It's absolutely critical to know the reported death rate, is a proportion of the HOSPITALIZED population. That is a smaller group than the confirmed infected population, which is drastically smaller than the unconfirmed infected population.
Estimates of the real infection base are 10-20 times more people than the confirmed infected numbers. So if you take the number of deaths as a known, you can simply divide it by the estimated total infected to get a far more realistic total mortality rate. This rate will spike if our hospitals actually hit capacity, which they haven't done globally just yet.
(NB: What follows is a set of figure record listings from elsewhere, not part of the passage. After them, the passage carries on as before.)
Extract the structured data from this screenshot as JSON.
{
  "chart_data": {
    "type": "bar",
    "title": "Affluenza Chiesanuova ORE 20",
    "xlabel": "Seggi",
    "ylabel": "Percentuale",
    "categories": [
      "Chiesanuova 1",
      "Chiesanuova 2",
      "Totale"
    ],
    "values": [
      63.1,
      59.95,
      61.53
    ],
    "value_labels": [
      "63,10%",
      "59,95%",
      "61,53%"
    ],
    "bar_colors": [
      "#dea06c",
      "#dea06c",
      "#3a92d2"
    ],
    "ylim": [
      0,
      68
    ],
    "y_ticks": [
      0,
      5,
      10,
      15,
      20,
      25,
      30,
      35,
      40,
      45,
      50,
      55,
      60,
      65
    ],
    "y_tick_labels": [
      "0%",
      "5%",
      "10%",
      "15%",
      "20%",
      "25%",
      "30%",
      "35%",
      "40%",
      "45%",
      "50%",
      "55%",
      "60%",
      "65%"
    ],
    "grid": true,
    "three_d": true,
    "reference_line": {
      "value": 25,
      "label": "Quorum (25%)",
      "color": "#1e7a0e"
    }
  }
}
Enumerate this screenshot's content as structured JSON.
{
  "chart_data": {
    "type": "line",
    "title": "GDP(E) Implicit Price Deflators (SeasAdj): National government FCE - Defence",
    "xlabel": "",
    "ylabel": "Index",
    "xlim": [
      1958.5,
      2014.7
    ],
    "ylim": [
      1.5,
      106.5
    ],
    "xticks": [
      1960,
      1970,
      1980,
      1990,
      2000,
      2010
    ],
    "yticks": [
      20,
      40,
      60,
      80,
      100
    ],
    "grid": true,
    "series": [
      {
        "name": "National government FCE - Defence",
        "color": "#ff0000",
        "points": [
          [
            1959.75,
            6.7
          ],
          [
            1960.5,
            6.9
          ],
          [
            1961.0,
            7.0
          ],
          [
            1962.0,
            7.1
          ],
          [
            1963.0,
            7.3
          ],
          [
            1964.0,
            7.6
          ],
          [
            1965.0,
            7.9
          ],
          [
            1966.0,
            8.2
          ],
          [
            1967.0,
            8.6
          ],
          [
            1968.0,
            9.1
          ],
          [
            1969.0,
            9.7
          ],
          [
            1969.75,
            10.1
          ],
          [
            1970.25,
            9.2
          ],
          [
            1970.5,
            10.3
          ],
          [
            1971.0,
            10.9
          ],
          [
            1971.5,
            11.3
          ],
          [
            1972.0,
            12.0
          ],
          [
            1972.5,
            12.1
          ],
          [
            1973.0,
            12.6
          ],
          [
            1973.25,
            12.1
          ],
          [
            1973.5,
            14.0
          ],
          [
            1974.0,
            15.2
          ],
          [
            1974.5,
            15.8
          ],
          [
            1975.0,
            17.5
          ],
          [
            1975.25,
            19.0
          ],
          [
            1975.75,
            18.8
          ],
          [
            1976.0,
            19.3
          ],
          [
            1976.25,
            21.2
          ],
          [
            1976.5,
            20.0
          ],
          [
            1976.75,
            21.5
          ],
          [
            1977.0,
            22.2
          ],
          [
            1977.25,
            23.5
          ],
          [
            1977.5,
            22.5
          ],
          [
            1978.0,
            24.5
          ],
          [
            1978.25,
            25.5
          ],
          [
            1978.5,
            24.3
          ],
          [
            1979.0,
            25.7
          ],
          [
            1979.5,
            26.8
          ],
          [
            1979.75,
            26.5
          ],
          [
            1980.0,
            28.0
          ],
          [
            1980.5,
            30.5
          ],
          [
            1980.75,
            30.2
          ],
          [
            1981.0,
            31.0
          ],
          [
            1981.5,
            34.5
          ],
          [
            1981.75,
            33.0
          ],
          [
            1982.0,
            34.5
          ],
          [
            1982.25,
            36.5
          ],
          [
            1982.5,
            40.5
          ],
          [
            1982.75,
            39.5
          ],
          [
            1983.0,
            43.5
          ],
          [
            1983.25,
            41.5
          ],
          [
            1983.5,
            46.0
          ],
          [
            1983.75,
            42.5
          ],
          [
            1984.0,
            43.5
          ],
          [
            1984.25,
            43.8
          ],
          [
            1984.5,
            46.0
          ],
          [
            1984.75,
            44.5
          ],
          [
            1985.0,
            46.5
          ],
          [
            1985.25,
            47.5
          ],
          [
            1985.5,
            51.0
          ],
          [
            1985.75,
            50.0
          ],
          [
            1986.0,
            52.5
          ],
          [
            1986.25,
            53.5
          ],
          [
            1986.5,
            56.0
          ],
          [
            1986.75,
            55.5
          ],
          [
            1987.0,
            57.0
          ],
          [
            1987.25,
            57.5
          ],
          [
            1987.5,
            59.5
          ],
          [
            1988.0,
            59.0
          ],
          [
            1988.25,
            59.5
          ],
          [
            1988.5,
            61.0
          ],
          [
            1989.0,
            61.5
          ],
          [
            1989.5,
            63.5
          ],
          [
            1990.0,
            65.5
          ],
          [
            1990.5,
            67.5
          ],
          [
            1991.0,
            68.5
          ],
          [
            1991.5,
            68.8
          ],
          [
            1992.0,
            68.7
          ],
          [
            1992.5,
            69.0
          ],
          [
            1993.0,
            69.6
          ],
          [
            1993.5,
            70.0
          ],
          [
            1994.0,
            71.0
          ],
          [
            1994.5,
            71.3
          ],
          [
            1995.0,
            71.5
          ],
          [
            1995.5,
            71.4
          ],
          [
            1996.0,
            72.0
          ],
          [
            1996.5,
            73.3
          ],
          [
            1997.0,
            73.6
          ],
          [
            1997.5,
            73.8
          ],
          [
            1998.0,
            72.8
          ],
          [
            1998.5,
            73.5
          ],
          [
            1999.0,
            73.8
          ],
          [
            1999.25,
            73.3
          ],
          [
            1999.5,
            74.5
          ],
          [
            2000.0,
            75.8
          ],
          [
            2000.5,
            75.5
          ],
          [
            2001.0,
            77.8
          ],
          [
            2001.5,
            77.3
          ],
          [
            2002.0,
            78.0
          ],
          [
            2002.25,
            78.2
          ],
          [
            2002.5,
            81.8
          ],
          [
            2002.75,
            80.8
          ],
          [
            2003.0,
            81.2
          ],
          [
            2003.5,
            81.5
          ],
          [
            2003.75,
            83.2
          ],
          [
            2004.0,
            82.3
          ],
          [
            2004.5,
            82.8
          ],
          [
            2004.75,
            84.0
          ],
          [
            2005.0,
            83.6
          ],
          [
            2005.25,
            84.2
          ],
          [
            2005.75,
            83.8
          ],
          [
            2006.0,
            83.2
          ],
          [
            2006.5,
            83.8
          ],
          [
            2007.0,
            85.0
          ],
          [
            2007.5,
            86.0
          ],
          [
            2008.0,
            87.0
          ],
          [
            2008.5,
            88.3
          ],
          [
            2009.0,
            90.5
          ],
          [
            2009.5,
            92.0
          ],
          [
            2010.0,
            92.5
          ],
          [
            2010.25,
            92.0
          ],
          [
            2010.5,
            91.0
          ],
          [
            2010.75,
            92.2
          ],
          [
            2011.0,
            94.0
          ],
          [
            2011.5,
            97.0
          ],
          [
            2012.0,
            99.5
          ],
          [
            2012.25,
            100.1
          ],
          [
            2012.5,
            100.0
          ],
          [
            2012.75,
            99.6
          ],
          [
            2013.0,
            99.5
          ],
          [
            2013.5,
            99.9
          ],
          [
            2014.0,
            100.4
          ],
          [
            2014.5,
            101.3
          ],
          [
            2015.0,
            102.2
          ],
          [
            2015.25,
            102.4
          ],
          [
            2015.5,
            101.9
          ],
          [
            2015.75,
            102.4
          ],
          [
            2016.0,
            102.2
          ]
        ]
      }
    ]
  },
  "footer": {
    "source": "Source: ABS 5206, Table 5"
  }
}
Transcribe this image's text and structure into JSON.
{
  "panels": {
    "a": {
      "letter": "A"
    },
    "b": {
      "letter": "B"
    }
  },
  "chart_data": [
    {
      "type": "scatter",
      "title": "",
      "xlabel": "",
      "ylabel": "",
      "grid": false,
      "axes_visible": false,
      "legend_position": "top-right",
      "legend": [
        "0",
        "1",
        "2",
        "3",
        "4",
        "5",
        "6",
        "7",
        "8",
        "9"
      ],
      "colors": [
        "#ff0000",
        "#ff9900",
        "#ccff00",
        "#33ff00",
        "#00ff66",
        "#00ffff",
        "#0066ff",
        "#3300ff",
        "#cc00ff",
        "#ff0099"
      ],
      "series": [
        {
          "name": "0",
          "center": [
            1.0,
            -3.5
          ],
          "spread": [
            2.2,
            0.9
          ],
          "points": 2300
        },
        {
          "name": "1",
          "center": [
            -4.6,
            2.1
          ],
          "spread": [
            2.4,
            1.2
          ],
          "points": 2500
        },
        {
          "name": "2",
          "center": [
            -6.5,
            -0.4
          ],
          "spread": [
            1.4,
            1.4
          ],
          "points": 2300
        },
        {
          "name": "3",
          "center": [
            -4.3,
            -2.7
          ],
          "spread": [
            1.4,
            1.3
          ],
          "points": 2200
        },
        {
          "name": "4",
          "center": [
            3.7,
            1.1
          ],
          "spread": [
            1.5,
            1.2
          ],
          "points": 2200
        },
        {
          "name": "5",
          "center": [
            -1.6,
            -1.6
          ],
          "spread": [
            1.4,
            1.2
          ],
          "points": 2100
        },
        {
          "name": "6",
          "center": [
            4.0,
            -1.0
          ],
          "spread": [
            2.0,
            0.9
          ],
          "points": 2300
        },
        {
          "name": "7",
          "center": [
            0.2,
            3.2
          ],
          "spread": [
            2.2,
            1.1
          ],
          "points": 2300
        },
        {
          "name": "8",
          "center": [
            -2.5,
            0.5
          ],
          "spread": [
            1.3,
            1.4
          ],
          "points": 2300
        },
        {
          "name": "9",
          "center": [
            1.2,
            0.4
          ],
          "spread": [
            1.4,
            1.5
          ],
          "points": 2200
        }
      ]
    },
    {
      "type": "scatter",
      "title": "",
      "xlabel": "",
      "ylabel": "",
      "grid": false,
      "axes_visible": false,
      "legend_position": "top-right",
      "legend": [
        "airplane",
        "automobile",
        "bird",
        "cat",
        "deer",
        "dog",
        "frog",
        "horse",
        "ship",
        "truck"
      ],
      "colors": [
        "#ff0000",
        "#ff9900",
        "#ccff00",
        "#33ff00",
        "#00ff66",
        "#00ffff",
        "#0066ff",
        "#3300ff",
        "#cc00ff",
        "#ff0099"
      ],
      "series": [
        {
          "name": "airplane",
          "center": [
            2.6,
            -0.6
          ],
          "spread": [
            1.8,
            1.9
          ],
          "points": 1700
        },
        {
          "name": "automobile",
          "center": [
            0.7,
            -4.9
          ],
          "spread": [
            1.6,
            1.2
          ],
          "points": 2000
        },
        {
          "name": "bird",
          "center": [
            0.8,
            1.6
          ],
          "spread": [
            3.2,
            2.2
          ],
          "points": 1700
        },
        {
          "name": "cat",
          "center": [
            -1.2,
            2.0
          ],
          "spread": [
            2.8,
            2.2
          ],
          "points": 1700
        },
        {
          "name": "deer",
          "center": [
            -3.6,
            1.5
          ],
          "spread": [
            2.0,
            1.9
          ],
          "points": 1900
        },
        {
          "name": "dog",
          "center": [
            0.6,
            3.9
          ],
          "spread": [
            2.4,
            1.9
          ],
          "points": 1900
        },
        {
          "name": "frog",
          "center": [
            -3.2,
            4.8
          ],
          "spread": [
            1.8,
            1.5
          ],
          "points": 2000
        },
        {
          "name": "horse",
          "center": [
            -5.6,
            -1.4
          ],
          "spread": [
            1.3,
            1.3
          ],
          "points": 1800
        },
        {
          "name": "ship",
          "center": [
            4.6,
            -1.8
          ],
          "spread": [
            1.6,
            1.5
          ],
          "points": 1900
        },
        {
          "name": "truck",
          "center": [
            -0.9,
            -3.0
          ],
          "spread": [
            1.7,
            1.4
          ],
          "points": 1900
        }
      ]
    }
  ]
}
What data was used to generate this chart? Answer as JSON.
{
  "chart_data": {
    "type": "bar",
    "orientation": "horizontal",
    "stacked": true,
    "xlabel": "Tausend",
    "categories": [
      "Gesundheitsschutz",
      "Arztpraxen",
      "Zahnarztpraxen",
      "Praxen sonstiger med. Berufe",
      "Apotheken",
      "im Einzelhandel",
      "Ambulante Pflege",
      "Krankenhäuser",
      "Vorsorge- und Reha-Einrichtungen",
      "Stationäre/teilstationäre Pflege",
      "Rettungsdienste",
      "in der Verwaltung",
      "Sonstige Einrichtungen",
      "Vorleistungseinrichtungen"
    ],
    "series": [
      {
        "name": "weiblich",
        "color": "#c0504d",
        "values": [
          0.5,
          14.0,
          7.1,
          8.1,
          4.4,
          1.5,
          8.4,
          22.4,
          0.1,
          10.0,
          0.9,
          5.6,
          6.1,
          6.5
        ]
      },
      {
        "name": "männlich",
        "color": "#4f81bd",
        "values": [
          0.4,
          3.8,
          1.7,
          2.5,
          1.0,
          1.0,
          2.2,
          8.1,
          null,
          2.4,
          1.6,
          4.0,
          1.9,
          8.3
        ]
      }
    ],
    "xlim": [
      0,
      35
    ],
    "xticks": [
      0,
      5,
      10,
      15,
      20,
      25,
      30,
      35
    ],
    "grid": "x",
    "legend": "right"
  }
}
Almost 40% of the people that get this thing, don't even show symptoms... that only makes real tracking of this mess that much harder, when you combine this reality with the known terrible testing rates you get far more accurate numbers. Also, you can estimate based on South Korea, which has done a far better job testing, and isn't trying to lie to us like China did. Take either road, and the numbers I just put out show themselves. I didn't come up with this myself, it came straight from several medical journals.
But
@britechguy is completely correct, we have too little data to know. All we have are estimates based on scraps.
The only thing we really know, it's not the death rate that makes this thing so scary, it's the infection rate. The simple fact that everyone can get this all at once, because it's basically a common cold in that regard. Even if only 0.1% die, that's still a number measured in thousands at least when you're working with 40-70% of the total population getting it.
US Total Pop 327.2 million
40% of that is 139.88 million
0.1% of that is 327,200.
And yet, Johns Hopkins is expecting the US to lose only 97,000 when the dust clears at this time.